Kebiasaan menyegarkan diri dengan air dingin ini sangat lazim dilakukan, terutama ketika suhu udara mencapai titik tertinggi di siang hari. Namun, di balik kesegaran sesaat tersebut, muncul pertanyaan mendasar mengenai dampaknya terhadap sistem internal tubuh.

Pertanyaan utama yang sering muncul adalah apakah konsumsi air dingin secara rutin saat cuaca panas memberikan manfaat kesehatan atau justru berpotensi menimbulkan risiko. Untuk menjawab hal ini, pandangan dari para pakar kesehatan perlu dipertimbangkan secara seksama.

Dilansir dari detikFood, para ahli kesehatan telah memberikan pandangan mengenai keamanan asupan cairan bersuhu rendah saat tubuh mengalami panas berlebih. Secara umum, mereka memberikan perspektif yang cukup melegakan bagi mayoritas populasi.

"Minum air dingin pada dasarnya aman bagi kebanyakan orang," adalah kesimpulan yang ditarik oleh para ahli setelah mengamati respons fisiologis tubuh. Hal ini menunjukkan bahwa tidak ada larangan mutlak untuk menikmati minuman dingin saat cuaca terik.

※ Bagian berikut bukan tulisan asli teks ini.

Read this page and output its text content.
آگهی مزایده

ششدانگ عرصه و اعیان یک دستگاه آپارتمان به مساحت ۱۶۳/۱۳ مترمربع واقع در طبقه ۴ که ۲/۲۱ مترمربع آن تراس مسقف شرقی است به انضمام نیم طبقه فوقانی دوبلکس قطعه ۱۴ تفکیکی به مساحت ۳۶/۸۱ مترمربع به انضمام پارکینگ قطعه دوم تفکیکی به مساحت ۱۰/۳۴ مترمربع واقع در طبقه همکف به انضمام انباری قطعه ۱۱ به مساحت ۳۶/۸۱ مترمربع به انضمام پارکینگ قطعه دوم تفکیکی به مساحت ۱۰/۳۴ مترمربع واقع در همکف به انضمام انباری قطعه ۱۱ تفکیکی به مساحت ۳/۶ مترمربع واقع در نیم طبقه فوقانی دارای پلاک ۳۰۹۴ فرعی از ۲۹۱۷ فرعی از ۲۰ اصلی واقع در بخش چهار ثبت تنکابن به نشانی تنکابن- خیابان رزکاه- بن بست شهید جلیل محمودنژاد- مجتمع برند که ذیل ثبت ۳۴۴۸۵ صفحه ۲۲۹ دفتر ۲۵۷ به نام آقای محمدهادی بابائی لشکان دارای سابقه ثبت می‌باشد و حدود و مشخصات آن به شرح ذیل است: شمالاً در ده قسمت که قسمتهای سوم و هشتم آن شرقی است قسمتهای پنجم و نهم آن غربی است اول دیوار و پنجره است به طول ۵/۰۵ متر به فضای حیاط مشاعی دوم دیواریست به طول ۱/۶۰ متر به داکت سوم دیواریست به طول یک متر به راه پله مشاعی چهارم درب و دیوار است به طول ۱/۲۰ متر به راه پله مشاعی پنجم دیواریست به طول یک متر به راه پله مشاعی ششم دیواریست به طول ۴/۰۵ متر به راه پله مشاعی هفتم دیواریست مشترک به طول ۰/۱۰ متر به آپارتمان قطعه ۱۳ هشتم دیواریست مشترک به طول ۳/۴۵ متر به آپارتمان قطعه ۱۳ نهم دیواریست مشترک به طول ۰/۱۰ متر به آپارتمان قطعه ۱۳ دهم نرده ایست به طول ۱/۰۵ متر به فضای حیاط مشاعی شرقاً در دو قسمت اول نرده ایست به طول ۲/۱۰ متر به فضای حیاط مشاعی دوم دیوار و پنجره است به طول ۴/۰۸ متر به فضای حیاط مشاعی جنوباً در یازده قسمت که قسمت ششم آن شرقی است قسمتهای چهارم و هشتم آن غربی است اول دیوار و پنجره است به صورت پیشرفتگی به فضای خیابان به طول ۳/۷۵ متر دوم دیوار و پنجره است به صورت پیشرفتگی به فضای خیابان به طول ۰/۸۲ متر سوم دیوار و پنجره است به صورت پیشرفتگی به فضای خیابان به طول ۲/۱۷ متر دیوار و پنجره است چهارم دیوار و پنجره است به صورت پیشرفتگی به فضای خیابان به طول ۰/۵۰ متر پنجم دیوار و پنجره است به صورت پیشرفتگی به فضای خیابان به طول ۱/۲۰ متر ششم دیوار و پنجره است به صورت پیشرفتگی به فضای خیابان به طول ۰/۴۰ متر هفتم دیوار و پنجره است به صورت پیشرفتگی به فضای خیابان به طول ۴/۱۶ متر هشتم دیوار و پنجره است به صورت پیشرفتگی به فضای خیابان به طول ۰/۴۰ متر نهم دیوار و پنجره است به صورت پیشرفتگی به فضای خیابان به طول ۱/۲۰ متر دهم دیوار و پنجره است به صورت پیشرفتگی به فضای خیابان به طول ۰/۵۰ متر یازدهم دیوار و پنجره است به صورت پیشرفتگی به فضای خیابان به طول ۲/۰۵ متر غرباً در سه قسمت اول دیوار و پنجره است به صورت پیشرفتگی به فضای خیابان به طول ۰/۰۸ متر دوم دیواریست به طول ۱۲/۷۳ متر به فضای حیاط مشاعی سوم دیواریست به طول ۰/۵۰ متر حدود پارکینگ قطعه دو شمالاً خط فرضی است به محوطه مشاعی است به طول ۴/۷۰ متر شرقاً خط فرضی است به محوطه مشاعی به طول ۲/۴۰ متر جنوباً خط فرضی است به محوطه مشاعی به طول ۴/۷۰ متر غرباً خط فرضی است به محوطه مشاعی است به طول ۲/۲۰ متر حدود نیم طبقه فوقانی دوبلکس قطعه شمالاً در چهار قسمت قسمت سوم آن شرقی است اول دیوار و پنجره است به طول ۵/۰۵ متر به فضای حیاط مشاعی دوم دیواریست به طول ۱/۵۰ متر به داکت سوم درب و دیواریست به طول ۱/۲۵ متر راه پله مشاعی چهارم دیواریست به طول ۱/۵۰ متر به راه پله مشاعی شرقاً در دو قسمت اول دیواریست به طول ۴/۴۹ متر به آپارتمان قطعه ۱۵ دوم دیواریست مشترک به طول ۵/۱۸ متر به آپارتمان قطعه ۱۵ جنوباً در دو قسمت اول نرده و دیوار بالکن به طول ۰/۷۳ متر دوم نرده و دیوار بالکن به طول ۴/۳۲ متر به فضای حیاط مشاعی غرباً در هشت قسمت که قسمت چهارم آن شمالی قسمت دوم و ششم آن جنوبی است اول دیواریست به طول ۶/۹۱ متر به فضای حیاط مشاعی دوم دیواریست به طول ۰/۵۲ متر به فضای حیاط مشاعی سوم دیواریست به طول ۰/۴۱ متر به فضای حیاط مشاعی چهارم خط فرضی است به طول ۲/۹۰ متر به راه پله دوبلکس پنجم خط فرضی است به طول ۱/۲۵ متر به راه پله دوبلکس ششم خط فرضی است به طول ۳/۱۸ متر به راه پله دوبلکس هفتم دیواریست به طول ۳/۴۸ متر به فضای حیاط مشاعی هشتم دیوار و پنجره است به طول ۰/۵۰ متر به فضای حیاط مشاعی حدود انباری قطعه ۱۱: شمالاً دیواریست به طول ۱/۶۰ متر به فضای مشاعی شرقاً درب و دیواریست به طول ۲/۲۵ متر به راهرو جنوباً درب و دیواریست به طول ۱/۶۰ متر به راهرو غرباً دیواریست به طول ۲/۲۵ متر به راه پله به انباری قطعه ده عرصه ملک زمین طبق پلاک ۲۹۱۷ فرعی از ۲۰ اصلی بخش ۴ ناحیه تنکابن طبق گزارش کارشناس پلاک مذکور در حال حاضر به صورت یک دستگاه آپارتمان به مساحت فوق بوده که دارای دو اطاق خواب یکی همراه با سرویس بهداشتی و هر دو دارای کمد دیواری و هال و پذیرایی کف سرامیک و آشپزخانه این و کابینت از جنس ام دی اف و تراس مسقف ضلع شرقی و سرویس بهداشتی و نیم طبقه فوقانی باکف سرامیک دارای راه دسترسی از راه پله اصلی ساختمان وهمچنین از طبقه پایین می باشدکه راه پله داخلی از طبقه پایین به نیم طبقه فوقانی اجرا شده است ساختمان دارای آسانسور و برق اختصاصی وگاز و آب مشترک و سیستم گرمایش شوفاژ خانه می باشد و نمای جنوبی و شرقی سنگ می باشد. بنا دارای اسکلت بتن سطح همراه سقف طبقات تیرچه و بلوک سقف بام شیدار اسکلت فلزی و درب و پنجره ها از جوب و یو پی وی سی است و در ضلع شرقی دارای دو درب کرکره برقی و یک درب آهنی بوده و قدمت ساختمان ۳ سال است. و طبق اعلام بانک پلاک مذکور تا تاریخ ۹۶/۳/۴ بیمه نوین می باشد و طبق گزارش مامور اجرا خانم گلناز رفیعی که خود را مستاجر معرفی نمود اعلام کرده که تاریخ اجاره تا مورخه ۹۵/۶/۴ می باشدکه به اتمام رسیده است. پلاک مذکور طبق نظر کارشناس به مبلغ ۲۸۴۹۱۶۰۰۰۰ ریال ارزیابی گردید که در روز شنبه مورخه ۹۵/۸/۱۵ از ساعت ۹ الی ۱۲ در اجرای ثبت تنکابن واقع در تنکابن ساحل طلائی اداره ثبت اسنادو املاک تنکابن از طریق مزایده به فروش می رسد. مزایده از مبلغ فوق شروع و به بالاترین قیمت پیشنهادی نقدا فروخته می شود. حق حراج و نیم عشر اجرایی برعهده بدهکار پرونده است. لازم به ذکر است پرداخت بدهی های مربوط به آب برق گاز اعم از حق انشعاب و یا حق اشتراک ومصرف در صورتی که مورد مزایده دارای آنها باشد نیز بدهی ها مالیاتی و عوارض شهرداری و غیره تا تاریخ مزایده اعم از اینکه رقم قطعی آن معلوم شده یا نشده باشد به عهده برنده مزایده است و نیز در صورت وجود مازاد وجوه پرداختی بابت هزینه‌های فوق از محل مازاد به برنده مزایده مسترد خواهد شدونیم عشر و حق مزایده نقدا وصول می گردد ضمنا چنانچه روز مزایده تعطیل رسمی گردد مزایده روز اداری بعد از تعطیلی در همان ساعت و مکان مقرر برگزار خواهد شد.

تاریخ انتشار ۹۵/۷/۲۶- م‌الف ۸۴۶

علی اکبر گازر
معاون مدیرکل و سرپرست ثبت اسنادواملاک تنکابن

Lebih lanjut, para pakar menjelaskan mekanisme yang terjadi ketika cairan dingin masuk ke dalam sistem pencernaan. Begitu air dingin melewati tenggorokan dan memasuki lambung, tubuh segera bereaksi untuk menstabilkan kondisi.

Proses penyesuaian suhu ini memicu sebuah respons alami yang dikenal dalam ilmu biologi sebagai termogenesis. Proses ini merupakan langkah penting yang diambil tubuh untuk menjaga keseimbangan suhu inti.

"Ketika air dingin masuk ke tubuh, sistem metabolisme akan menyesuaikan suhu cairan tersebut dengan suhu internal," kata para ahli, merujuk pada cara kerja adaptasi termal tubuh. Ini adalah fungsi otomatis dari metabolisme internal.

Proses termogenesis yang dipicu oleh asupan cairan dingin ini berarti tubuh mulai memproduksi panas untuk menaikkan suhu cairan tersebut. Secara teori, ini adalah respons yang menunjukkan bahwa tubuh bekerja untuk mengembalikan kesetimbangan suhu internal yang ideal.